Reference no: EM133203224
Assignment:
For the final project your task is to collect data and estimate a regression model using real-world data that you retrieve from the internet. This project should not take too long, and, after we have completed the 10th computer lab, we will devote class time to working on the project.
The subject of your regression model can be anything you find interesting -- economics, the pandemic, climate change, sports, entertainment, etc. The project has three main steps:
1.) Come up with a question/topic of interest.
2.) Collect the raw data to help answer your question.
3.) Estimate the regression model and interpret the results.
You will submit your data, estimation results, and writeup as an Excel file to Canvas when you are done.
Step 1
Defining your question of interest is entirely up to you. As already mentioned, it does not necessarily have to be related to economics. Here are some example questions that might give you ideas for topics that would be suitable for this project:
• How does the price of gasoline affect the number of miles people drive in their carsin a given year?
• Do the economies of countries with corrupt governments tend to perform worse than countries with a strong rule of law?
• How do Major League Baseball team salaries affect the number of games teams win in a particular season?
• What is the relationship between the death rate from air pollution and GDP per capita for countries on the African continent in 2015?
• How does engine horsepower effectfuel-efficiency ratings for automobiles?
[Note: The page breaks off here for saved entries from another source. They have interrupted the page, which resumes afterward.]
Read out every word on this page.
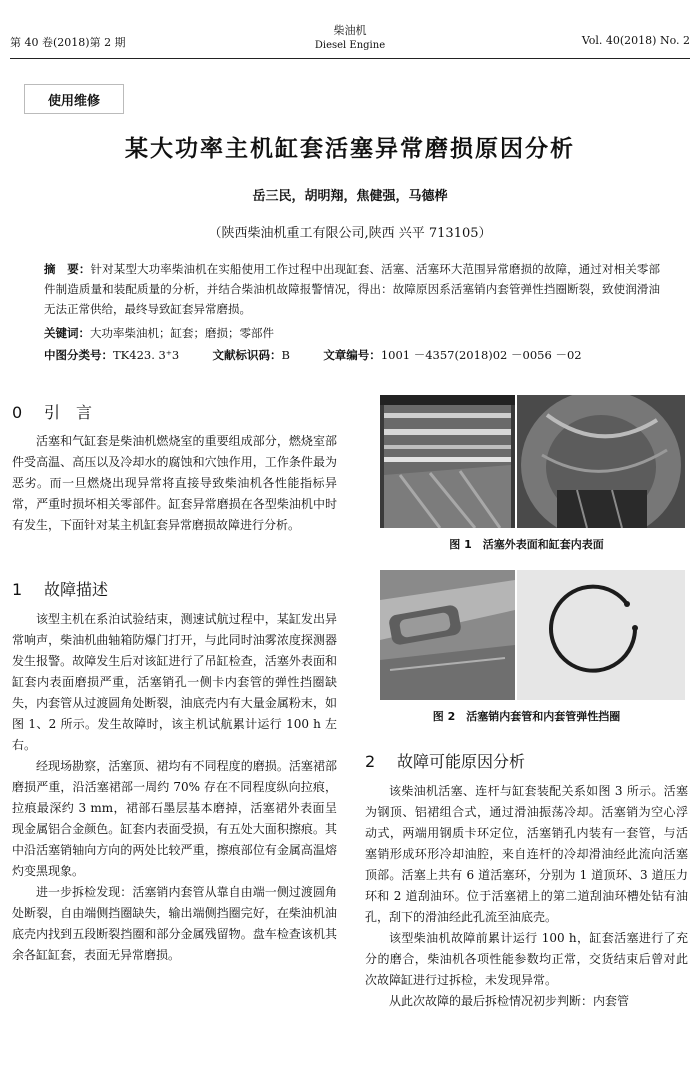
第 40 卷(2018)第 2 期
柴油机
Diesel Engine	Vol. 40(2018) No. 2
使用维修
某大功率主机缸套活塞异常磨损原因分析
岳三民，胡明翔，焦健强，马德桦
（陕西柴油机重工有限公司,陕西 兴平 713105）
摘　要：针对某型大功率柴油机在实船使用工作过程中出现缸套、活塞、活塞环大范围异常磨损的故障，通过对相关零部件制造质量和装配质量的分析，并结合柴油机故障报警情况，得出：故障原因系活塞销内套管弹性挡圈断裂，致使润滑油无法正常供给，最终导致缸套异常磨损。
关键词：大功率柴油机；缸套；磨损；零部件
中图分类号：TK423. 3⁺3	文献标识码：B	文章编号：1001 －4357(2018)02 －0056 －02
0 引　言

活塞和气缸套是柴油机燃烧室的重要组成部分，燃烧室部件受高温、高压以及冷却水的腐蚀和穴蚀作用，工作条件最为恶劣。而一旦燃烧出现异常将直接导致柴油机各性能指标异常，严重时损坏相关零部件。缸套异常磨损在各型柴油机中时有发生，下面针对某主机缸套异常磨损故障进行分析。

1 故障描述

该型主机在系泊试验结束，测速试航过程中，某缸发出异常响声，柴油机曲轴箱防爆门打开，与此同时油雾浓度探测器发生报警。故障发生后对该缸进行了吊缸检查，活塞外表面和缸套内表面磨损严重，活塞销孔一侧卡内套管的弹性挡圈缺失，内套管从过渡圆角处断裂，油底壳内有大量金属粉末，如图 1、2 所示。发生故障时，该主机试航累计运行 100 h 左右。

经现场勘察，活塞顶、裙均有不同程度的磨损。活塞裙部磨损严重，沿活塞裙部一周约 70% 存在不同程度纵向拉痕，拉痕最深约 3 mm，裙部石墨层基本磨掉，活塞裙外表面呈现金属铝合金颜色。缸套内表面受损，有五处大面积擦痕。其中沿活塞销轴向方向的两处比较严重，擦痕部位有金属高温熔灼变黑现象。

进一步拆检发现：活塞销内套管从靠自由端一侧过渡圆角处断裂，自由端侧挡圈缺失，输出端侧挡圈完好，在柴油机油底壳内找到五段断裂挡圈和部分金属残留物。盘车检查该机其余各缸缸套，表面无异常磨损。

图 1　活塞外表面和缸套内表面
图 2　活塞销内套管和内套管弹性挡圈
2 故障可能原因分析

该柴油机活塞、连杆与缸套装配关系如图 3 所示。活塞为钢顶、铝裙组合式，通过滑油振荡冷却。活塞销为空心浮动式，两端用钢质卡环定位，活塞销孔内装有一套管，与活塞销形成环形冷却油腔，来自连杆的冷却滑油经此流向活塞顶部。活塞上共有 6 道活塞环，分别为 1 道顶环、3 道压力环和 2 道刮油环。位于活塞裙上的第二道刮油环槽处钻有油孔，刮下的滑油经此孔流至油底壳。

该型柴油机故障前累计运行 100 h，缸套活塞进行了充分的磨合，柴油机各项性能参数均正常，交货结束后曾对此次故障缸进行过拆检，未发现异常。

从此次故障的最后拆检情况初步判断：内套管
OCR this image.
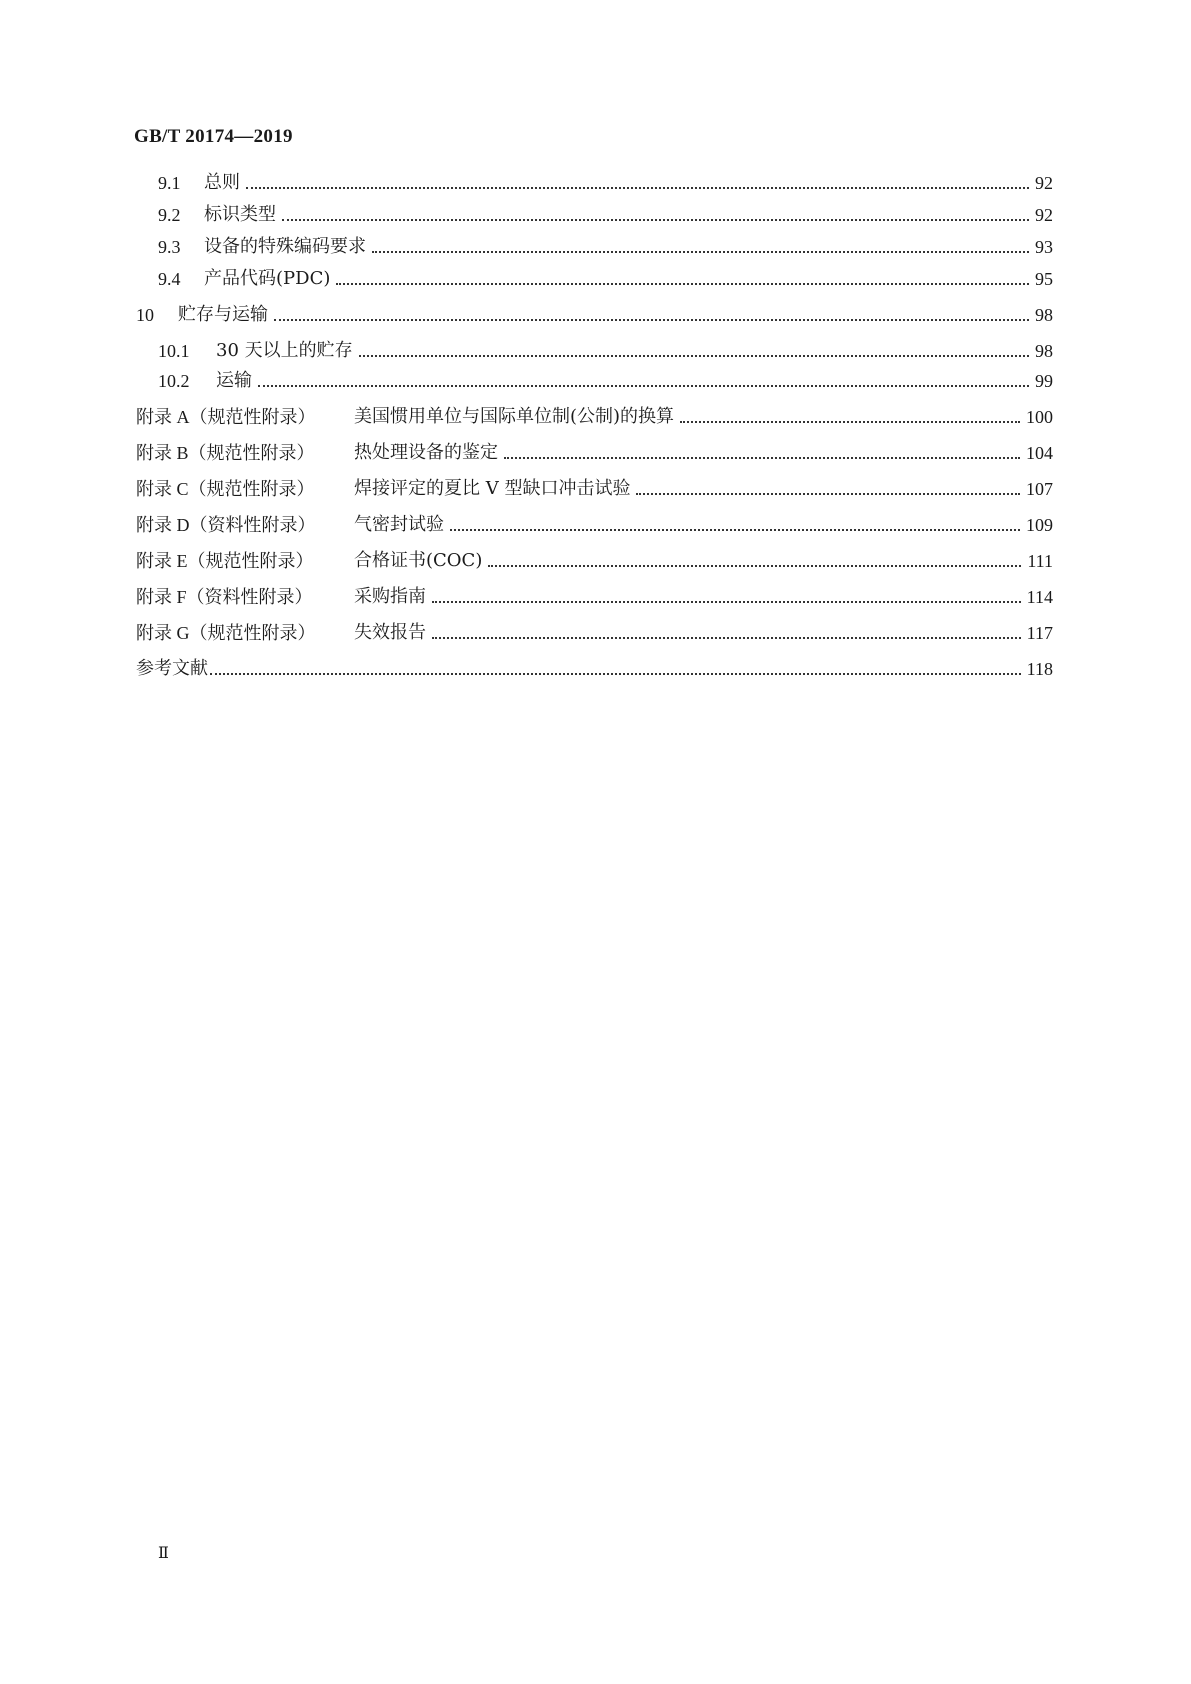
GB/T 20174—2019
9.1	总则	92
9.2	标识类型	92
9.3	设备的特殊编码要求	93
9.4	产品代码(PDC)	95
10	贮存与运输	98
10.1	30 天以上的贮存	98
10.2	运输	99
附录 A（规范性附录）	美国惯用单位与国际单位制(公制)的换算	100
附录 B（规范性附录）	热处理设备的鉴定	104
附录 C（规范性附录）	焊接评定的夏比 V 型缺口冲击试验	107
附录 D（资料性附录）	气密封试验	109
附录 E（规范性附录）	合格证书(COC)	111
附录 F（资料性附录）	采购指南	114
附录 G（规范性附录）	失效报告	117
参考文献	118
Ⅱ
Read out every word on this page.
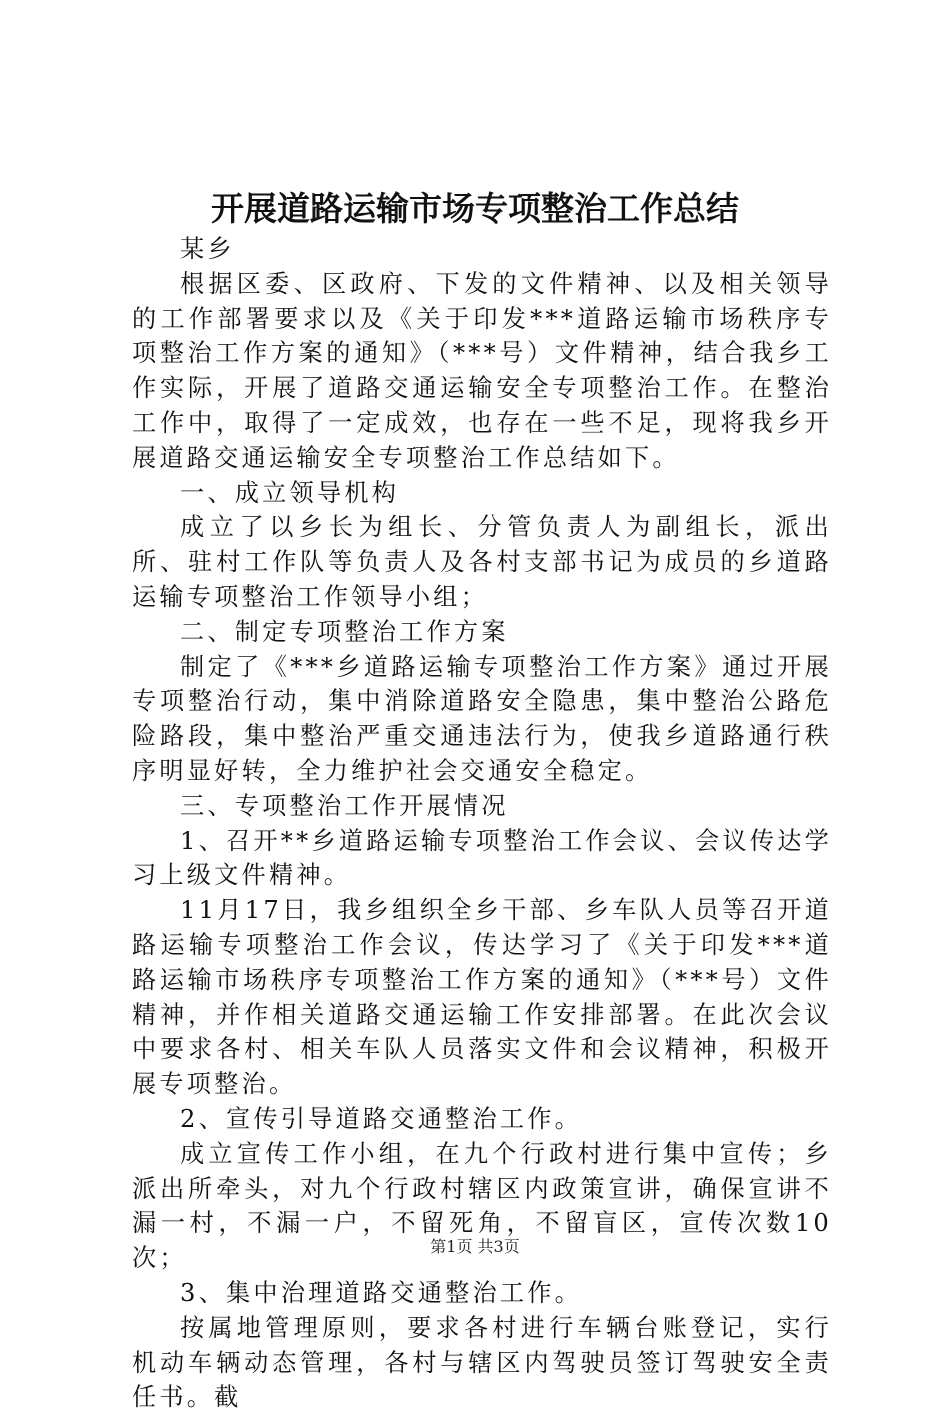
开展道路运输市场专项整治工作总结

某乡

根据区委、区政府、下发的文件精神、以及相关领导的工作部署要求以及《关于印发***道路运输市场秩序专项整治工作方案的通知》（***号）文件精神，结合我乡工作实际，开展了道路交通运输安全专项整治工作。在整治工作中，取得了一定成效，也存在一些不足，现将我乡开展道路交通运输安全专项整治工作总结如下。

一、成立领导机构

成立了以乡长为组长、分管负责人为副组长，派出所、驻村工作队等负责人及各村支部书记为成员的乡道路运输专项整治工作领导小组；

二、制定专项整治工作方案

制定了《***乡道路运输专项整治工作方案》通过开展专项整治行动，集中消除道路安全隐患，集中整治公路危险路段，集中整治严重交通违法行为，使我乡道路通行秩序明显好转，全力维护社会交通安全稳定。

三、专项整治工作开展情况

1、召开**乡道路运输专项整治工作会议、会议传达学习上级文件精神。

11月17日，我乡组织全乡干部、乡车队人员等召开道路运输专项整治工作会议，传达学习了《关于印发***道路运输市场秩序专项整治工作方案的通知》（***号）文件精神，并作相关道路交通运输工作安排部署。在此次会议中要求各村、相关车队人员落实文件和会议精神，积极开展专项整治。

2、宣传引导道路交通整治工作。

成立宣传工作小组，在九个行政村进行集中宣传；乡派出所牵头，对九个行政村辖区内政策宣讲，确保宣讲不漏一村，不漏一户，不留死角，不留盲区，宣传次数10次；

3、集中治理道路交通整治工作。

按属地管理原则，要求各村进行车辆台账登记，实行机动车辆动态管理，各村与辖区内驾驶员签订驾驶安全责任书。截

第1页 共3页
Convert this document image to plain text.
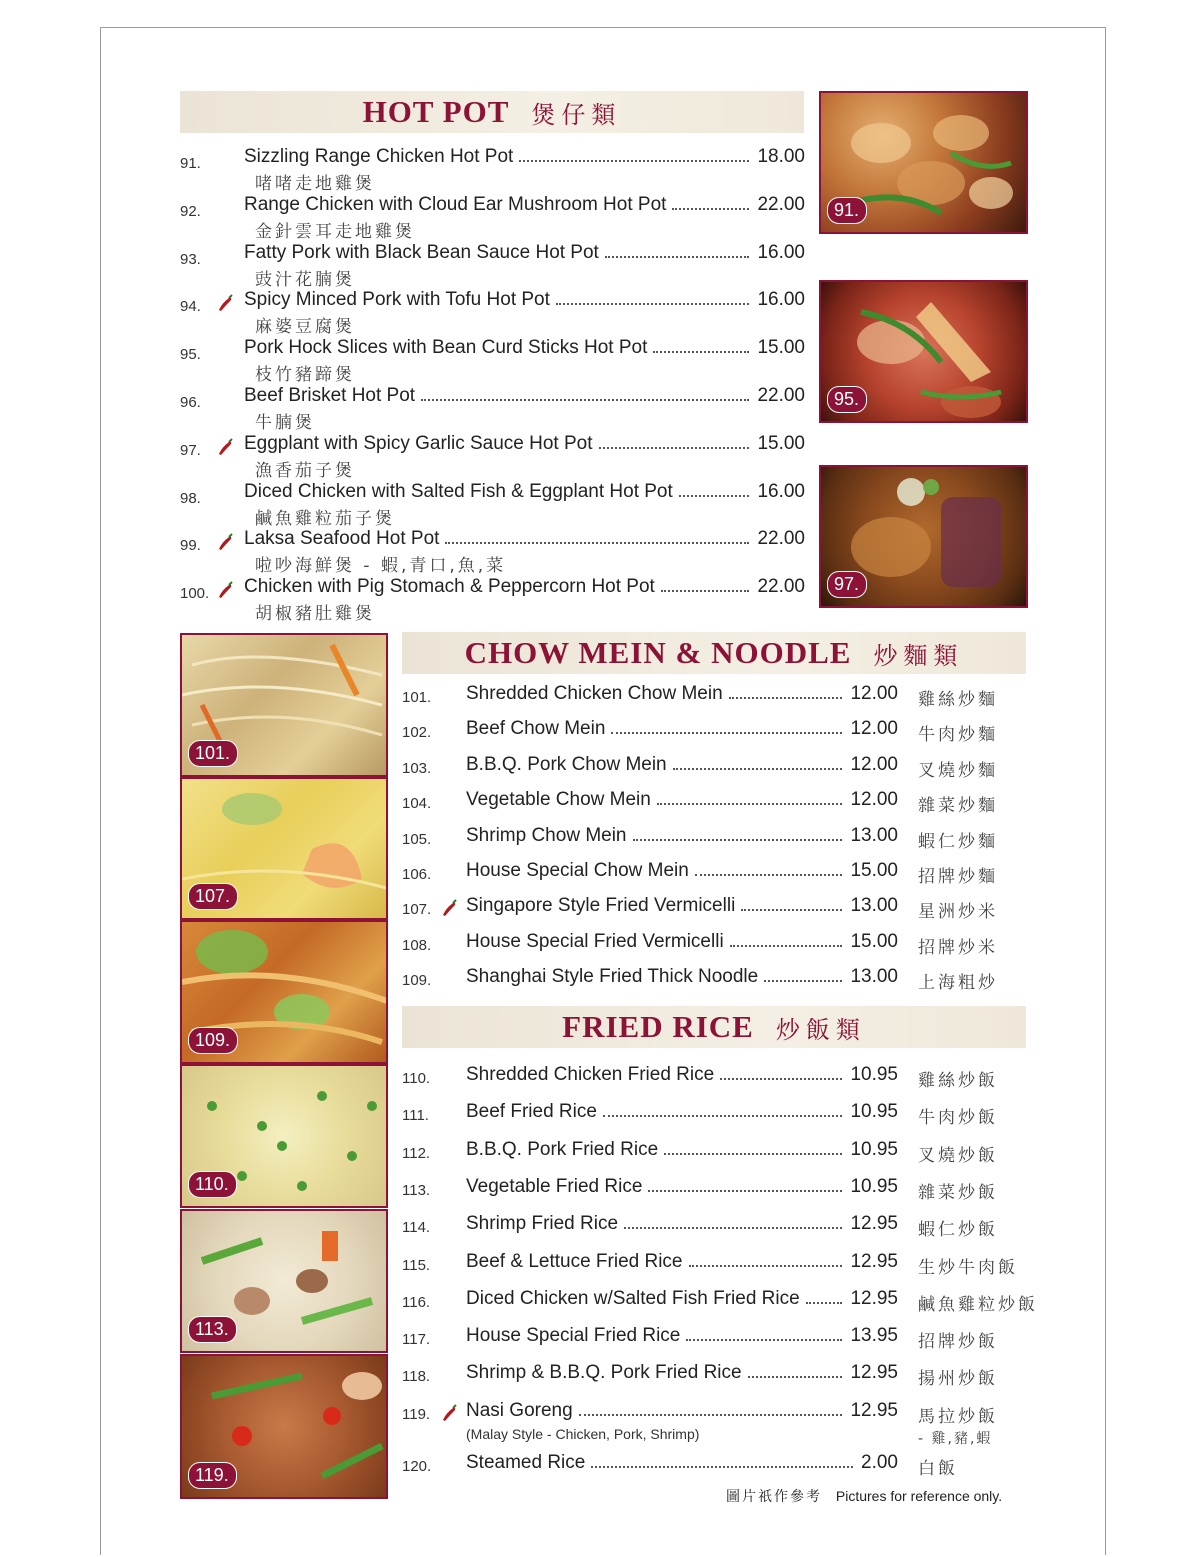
HOT POT 煲仔類
91. Sizzling Range Chicken Hot Pot	18.00
啫啫走地雞煲
92. Range Chicken with Cloud Ear Mushroom Hot Pot	22.00
金針雲耳走地雞煲
93. Fatty Pork with Black Bean Sauce Hot Pot	16.00
豉汁花腩煲
94. Spicy Minced Pork with Tofu Hot Pot	16.00
麻婆豆腐煲
95. Pork Hock Slices with Bean Curd Sticks Hot Pot	15.00
枝竹豬蹄煲
96. Beef Brisket Hot Pot	22.00
牛腩煲
97. Eggplant with Spicy Garlic Sauce Hot Pot	15.00
漁香茄子煲
98. Diced Chicken with Salted Fish & Eggplant Hot Pot	16.00
鹹魚雞粒茄子煲
99. Laksa Seafood Hot Pot	22.00
啦吵海鮮煲 - 蝦,青口,魚,菜
100. Chicken with Pig Stomach & Peppercorn Hot Pot	22.00
胡椒豬肚雞煲
91.
95.
97.
101.
107.
109.
110.
113.
119.
CHOW MEIN & NOODLE 炒麵類
101. Shredded Chicken Chow Mein	12.00 雞絲炒麵
102. Beef Chow Mein	12.00 牛肉炒麵
103. B.B.Q. Pork Chow Mein	12.00 叉燒炒麵
104. Vegetable Chow Mein	12.00 雜菜炒麵
105. Shrimp Chow Mein	13.00 蝦仁炒麵
106. House Special Chow Mein	15.00 招牌炒麵
107. Singapore Style Fried Vermicelli	13.00 星洲炒米
108. House Special Fried Vermicelli	15.00 招牌炒米
109. Shanghai Style Fried Thick Noodle	13.00 上海粗炒
FRIED RICE 炒飯類
110. Shredded Chicken Fried Rice	10.95 雞絲炒飯
111. Beef Fried Rice	10.95 牛肉炒飯
112. B.B.Q. Pork Fried Rice	10.95 叉燒炒飯
113. Vegetable Fried Rice	10.95 雜菜炒飯
114. Shrimp Fried Rice	12.95 蝦仁炒飯
115. Beef & Lettuce Fried Rice	12.95 生炒牛肉飯
116. Diced Chicken w/Salted Fish Fried Rice	12.95 鹹魚雞粒炒飯
117. House Special Fried Rice	13.95 招牌炒飯
118. Shrimp & B.B.Q. Pork Fried Rice	12.95 揚州炒飯
119. Nasi Goreng	12.95 馬拉炒飯
(Malay Style - Chicken, Pork, Shrimp)	- 雞,豬,蝦
120. Steamed Rice	2.00 白飯
圖片祇作參考 Pictures for reference only.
If you have trouble determining the question you want to study, please contact me and I can help you find a suitable topic. Note: when you are coming up with a question of interest, remember that some types of data may be difficult to acquire because they are either confidential (e.g., individuals' health records) or proprietary (e.g., number of people who watched a particular show on Netflix).
Step 2
You will need to find or construct a data set with one dependent variable (y) and at least one independent variable (x) that will help you answer your question of interest. For this project, you do not need to have a giant amount of data, but your data set should have at least 30 observations. If you are confident in working with bigger data sets, then go ahead and use a large data set. Below I will give some examples of places to look for data that can easily be imported into Excel. If you encounter difficulty finding the data to use in this project, you can also contact me for ideas.
Here are some places on the internet with easily accessible data in the Excel format:
- (Lots of US government data, just enter a search term)
- (US Federal Reserve economic data)
- (US Census data)
- (Various data sets across many subjects)
- (Pandemic data)
Step 3
Once you have your data in hand you will analyze it as we have done in numerous Excel labs this semester.
a. Make a scatterplot of your data and fit the regression line.
b. Use the regression tool in Excel's Data Analysis toolkit to estimate your model.
c. Report the estimated coefficients for the intercept and slope parameters, and indicate which of them are statistically significant. Also report the R-squared value.
d. Interpret the meaning of the estimated slope coefficient(s). In other words, how does a 1-unit increase in the independent variable (x) affect the dependent variable (y)?
e. Make a conclusion based on your statistics. Do you find the results convincing?
Your writeup should be included in the Excel Spreadsheet you submit on Canvas. To address items c., d., and e. above, use complete sentences and proper grammar. I am not looking for an essay, so you can just put your answers into one or more blank cells in your Excel worksheet. Just make sure that it is readable. You may need to adjust row and column sizes to make a cell big enough to hold your answers.